Consider the following yields on bonds with approximately 20 years to maturity:
Issuer Yield Tax Status
New York City Transitional Finance Authority 3.272% Tax Exempt Muni
State of Illinois Build America Bond (BAB) 6.691% Taxable
State of Connecticut General Obligation (GO) 3.695% Tax Exempt Muni
Verizon Communications (corporate bond) 5.460% Taxable
Calculate the taxable equivalent yields of the tax exempt municipal bonds for the following marginal tax rates: 10%, 15%, 28%, 35%. For which of these tax rates will an investor prefer the NYC Transitional Finance Authority bond to the State of Illinois Build American Bond? To the Verizon Communications bond? For which of these tax rates will an investor prefer the State of Connecticut bond to the State of Illinois Build America Bond? To the Verizon Communications bond?

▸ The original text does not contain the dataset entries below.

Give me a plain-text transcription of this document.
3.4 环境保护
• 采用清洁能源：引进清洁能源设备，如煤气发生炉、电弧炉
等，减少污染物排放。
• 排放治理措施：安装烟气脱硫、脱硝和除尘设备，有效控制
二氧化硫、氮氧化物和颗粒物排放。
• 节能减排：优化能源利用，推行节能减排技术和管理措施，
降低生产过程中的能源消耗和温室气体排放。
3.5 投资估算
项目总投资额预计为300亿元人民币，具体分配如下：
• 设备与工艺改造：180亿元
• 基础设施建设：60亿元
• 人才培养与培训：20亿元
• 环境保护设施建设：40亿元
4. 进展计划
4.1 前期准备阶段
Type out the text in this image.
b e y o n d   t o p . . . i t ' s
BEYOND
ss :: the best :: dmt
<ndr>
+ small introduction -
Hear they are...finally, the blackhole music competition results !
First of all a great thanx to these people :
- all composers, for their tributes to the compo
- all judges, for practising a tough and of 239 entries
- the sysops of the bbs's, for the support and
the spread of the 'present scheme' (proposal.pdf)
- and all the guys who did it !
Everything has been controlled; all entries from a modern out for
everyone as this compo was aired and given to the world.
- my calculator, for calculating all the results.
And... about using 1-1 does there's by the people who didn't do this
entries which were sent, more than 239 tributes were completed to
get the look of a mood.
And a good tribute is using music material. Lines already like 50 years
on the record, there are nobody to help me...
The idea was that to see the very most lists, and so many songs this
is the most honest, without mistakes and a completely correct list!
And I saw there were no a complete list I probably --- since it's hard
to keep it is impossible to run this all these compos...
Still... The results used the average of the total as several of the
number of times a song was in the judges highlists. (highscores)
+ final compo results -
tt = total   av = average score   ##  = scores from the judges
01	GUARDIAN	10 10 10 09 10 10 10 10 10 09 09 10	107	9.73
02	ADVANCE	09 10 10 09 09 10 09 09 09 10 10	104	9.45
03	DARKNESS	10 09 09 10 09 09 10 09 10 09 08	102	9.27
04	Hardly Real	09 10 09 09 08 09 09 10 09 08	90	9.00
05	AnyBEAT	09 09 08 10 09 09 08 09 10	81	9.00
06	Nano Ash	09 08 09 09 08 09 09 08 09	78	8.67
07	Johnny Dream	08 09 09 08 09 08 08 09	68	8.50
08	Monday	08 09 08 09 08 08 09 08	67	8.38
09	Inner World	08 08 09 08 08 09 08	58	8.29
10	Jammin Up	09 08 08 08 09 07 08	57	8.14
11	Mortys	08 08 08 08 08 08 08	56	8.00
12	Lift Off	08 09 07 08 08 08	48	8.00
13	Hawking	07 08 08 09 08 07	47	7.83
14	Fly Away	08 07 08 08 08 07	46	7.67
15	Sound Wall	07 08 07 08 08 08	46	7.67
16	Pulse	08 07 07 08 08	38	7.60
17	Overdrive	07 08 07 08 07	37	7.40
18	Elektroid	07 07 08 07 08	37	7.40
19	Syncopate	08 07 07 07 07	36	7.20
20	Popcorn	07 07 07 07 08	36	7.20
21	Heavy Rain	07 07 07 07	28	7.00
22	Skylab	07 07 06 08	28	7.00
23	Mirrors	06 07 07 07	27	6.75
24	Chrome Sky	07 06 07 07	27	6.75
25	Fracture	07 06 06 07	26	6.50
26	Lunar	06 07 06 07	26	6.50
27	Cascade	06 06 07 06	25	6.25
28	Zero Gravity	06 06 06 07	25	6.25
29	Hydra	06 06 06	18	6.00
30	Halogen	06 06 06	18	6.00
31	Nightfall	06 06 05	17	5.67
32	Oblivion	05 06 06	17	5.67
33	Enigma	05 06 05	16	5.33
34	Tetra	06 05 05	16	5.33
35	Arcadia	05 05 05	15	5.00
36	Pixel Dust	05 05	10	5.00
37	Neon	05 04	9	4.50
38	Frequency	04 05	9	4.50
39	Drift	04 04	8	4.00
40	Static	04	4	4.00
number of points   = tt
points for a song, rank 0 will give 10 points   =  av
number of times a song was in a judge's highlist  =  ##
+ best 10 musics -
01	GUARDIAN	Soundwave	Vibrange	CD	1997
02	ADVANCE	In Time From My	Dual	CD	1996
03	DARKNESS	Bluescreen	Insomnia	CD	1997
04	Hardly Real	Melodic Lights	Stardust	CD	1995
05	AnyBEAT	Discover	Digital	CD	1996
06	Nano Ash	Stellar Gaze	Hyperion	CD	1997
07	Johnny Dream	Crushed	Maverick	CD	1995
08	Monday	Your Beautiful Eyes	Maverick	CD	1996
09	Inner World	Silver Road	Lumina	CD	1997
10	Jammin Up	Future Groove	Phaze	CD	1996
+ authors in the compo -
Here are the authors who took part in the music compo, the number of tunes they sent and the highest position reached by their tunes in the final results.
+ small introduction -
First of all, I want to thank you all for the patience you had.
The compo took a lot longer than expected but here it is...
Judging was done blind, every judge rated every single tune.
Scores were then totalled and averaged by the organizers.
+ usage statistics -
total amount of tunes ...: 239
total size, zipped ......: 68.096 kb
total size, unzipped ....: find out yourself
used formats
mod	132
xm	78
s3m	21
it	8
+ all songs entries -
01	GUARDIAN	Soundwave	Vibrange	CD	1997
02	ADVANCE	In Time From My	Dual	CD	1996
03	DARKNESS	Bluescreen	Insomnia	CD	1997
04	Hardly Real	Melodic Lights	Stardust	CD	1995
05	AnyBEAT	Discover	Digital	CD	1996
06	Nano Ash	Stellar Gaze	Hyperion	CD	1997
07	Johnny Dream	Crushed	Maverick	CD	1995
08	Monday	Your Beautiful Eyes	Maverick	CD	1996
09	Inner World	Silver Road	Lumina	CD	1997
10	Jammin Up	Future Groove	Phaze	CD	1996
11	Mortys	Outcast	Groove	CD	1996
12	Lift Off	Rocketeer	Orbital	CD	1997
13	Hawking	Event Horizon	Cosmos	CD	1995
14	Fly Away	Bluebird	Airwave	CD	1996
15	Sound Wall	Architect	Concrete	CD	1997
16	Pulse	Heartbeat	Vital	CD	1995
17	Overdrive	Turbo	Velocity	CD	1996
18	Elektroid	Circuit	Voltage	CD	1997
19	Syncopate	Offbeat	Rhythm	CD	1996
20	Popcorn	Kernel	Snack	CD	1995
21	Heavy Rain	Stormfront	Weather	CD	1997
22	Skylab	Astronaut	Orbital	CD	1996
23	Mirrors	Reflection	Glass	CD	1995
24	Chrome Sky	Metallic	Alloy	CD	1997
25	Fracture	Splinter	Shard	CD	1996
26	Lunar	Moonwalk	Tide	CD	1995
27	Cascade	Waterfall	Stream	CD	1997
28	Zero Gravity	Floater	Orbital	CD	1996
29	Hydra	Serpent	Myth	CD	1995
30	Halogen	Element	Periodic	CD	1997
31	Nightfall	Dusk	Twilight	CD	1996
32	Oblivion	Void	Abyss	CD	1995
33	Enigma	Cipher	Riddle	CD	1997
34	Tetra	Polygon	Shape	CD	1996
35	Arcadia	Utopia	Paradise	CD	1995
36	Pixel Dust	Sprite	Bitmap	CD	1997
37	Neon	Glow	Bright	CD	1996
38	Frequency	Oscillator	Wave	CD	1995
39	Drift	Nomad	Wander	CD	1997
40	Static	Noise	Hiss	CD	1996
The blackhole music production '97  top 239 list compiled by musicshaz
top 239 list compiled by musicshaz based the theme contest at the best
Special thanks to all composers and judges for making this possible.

Given your answer in part a., why would an investor ever buy the NYC Transitional Finance Authority bond rather than the Illinois BAB or the Verizon Communications bond?
What is the marginal tax rate for which an investor is indifferent between the Verizon Communications bond and the NYC Transitional Finance Authority bond? What is the marginal tax rate for which an investor is indifferent between the Verizon Communications bond and the Connecticut General Obligation bond?
A New York City investor is trying to decide between the NYC Transitional Finance Authority bond and the Connecticut General Obligation bond. The investor is subject to a marginal federal income tax rate of 39.6%, and is subject to a 12% marginal tax rate for New York City and State income tax. Calculate the taxable equivalent yield of each bond for this investor. Everything else equal, which bond will this investor prefer?
A Connecticut investor is trying to decide between the Connecticut General Obligation bond and the New York City Transitional Finance Authority bond. The investor is subject to a marginal federal income tax rate of 39.6%, and is subject to an 6.5% marginal tax rate for Connecticut income tax. Calculate the taxable equivalent yield of each bond for this investor. Everything else equal, which bond will this investor prefer?
Given your answers to parts d. and e., explain the attraction of municipal bonds for investors that reside in the state of issue.